Townsend is adamant on this point: it’s a must to insulate any room you want to cool “otherwise 30 percent of the energy will go through the ceiling of an uninsulated space.”
If your AC units are more than 15 years old, it may be time to consider swapping them for far more energy-efficient recent models, according to Townsend.
Canstar says that split-system air-conditioners are the most energy efficient type of cooler, while the older-style window AC units are less so, with energy star ratings usually around the two-star mark or lower.

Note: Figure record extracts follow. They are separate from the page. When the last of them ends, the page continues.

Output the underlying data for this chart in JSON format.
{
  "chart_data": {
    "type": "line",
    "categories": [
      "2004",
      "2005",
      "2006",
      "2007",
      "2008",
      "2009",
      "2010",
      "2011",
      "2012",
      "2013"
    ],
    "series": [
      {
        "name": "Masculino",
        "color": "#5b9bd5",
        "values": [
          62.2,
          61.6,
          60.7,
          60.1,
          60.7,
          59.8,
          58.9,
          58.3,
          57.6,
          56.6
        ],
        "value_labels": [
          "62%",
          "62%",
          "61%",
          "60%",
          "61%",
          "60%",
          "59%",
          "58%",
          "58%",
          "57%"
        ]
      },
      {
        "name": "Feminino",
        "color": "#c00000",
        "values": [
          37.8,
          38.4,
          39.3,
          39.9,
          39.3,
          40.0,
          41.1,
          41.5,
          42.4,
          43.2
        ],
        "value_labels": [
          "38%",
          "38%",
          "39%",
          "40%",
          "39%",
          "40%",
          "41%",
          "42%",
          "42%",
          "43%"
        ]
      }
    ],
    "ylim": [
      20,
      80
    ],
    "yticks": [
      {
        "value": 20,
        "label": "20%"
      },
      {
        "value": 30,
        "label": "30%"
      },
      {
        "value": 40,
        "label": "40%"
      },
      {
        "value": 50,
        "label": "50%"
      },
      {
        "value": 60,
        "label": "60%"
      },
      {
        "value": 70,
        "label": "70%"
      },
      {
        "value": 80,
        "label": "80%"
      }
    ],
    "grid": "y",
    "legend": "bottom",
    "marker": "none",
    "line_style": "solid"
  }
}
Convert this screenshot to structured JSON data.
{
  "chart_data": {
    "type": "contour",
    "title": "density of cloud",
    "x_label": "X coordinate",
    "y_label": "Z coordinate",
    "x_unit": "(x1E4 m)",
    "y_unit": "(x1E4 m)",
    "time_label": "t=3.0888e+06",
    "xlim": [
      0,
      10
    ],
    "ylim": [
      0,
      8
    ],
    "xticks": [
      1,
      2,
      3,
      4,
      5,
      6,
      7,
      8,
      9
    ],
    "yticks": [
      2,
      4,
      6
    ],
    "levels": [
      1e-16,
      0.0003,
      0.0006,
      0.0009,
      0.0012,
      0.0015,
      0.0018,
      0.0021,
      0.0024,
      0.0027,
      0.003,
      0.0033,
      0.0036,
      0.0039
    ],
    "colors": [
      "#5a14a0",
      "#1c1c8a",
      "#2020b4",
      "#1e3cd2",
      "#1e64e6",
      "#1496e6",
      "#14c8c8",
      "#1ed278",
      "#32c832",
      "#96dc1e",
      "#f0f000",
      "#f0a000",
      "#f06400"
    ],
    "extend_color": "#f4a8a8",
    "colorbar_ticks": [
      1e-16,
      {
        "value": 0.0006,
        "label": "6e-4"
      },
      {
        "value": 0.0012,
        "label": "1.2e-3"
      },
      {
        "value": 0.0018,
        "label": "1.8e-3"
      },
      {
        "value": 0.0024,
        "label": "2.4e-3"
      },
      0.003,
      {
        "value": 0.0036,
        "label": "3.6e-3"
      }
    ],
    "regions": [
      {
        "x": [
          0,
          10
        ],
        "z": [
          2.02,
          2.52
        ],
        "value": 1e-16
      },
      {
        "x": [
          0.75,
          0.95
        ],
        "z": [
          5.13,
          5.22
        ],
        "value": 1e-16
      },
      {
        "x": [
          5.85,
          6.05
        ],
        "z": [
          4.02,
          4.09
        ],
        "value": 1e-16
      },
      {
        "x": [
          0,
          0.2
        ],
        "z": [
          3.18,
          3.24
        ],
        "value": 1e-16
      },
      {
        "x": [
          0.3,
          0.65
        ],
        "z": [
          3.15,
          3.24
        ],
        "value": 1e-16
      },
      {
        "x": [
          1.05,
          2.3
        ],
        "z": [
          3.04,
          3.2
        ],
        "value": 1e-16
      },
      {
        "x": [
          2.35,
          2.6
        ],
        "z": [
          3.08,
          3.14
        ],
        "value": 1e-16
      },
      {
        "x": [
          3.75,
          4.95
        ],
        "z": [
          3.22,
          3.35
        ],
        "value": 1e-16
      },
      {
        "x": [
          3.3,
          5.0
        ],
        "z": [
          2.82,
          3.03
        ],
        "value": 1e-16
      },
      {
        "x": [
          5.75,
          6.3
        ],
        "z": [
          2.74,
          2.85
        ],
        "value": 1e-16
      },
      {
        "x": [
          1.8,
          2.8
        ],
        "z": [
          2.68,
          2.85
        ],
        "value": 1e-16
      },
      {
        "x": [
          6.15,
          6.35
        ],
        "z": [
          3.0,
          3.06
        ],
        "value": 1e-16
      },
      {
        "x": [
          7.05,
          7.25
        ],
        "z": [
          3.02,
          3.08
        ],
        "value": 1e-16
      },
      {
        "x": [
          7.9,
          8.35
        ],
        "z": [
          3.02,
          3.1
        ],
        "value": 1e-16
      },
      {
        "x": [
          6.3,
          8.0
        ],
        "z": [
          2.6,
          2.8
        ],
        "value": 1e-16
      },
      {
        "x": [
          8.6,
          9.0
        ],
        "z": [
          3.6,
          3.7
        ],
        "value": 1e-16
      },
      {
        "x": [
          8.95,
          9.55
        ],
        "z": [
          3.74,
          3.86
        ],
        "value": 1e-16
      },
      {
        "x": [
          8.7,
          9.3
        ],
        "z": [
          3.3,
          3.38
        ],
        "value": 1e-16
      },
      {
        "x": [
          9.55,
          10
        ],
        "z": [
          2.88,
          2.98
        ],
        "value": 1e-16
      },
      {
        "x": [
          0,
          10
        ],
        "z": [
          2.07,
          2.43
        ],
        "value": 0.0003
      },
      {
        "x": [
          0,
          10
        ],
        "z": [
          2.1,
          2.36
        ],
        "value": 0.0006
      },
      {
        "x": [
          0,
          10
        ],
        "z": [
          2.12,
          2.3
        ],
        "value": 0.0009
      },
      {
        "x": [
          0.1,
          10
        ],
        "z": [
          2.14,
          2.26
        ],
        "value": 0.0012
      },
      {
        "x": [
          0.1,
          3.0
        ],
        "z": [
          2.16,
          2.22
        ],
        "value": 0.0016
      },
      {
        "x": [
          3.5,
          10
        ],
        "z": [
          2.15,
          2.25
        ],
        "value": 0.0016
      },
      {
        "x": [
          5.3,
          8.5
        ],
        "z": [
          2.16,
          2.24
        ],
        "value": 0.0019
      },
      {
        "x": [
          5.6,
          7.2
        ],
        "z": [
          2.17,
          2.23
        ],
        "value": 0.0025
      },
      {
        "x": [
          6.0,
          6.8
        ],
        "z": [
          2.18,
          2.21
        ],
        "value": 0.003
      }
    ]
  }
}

Townsend admits that even industry pros can’t agree on whether it’s kinder to your electricity bill to shut up house and whack on the AC at the first sign of a scorching day, or to wait until the heat peaks then turn on the air-conditioning and crank it up to full blast.
“It’s the equivalent of putting the foot down in the car to go five kilometres faster to get somewhere quicker or steadily increasing your pace over a longer distance.”
But, speaking personally, Townsend recommends the slow-and-steady approach of putting the AC on early at a moderate temperature, then adjusting the temperature lower only if the heat outside increases dramatically.
Canstar points out that, while built-in AC is getting cheaper, there are other, less expensive options, such as evaporative coolers (cool the air through the age-old method of evaporating water), ceiling fans and portable air-conditioners.
Then there are the truly low-cost solutions, such as soaking your feet in cold water, placing a bowl of ice cubes in front of a fan as a DIY air-conditioner, hanging a damp sheet in an open window, and turning off all heat-producing appliances such as the dishwasher and clothes dryer.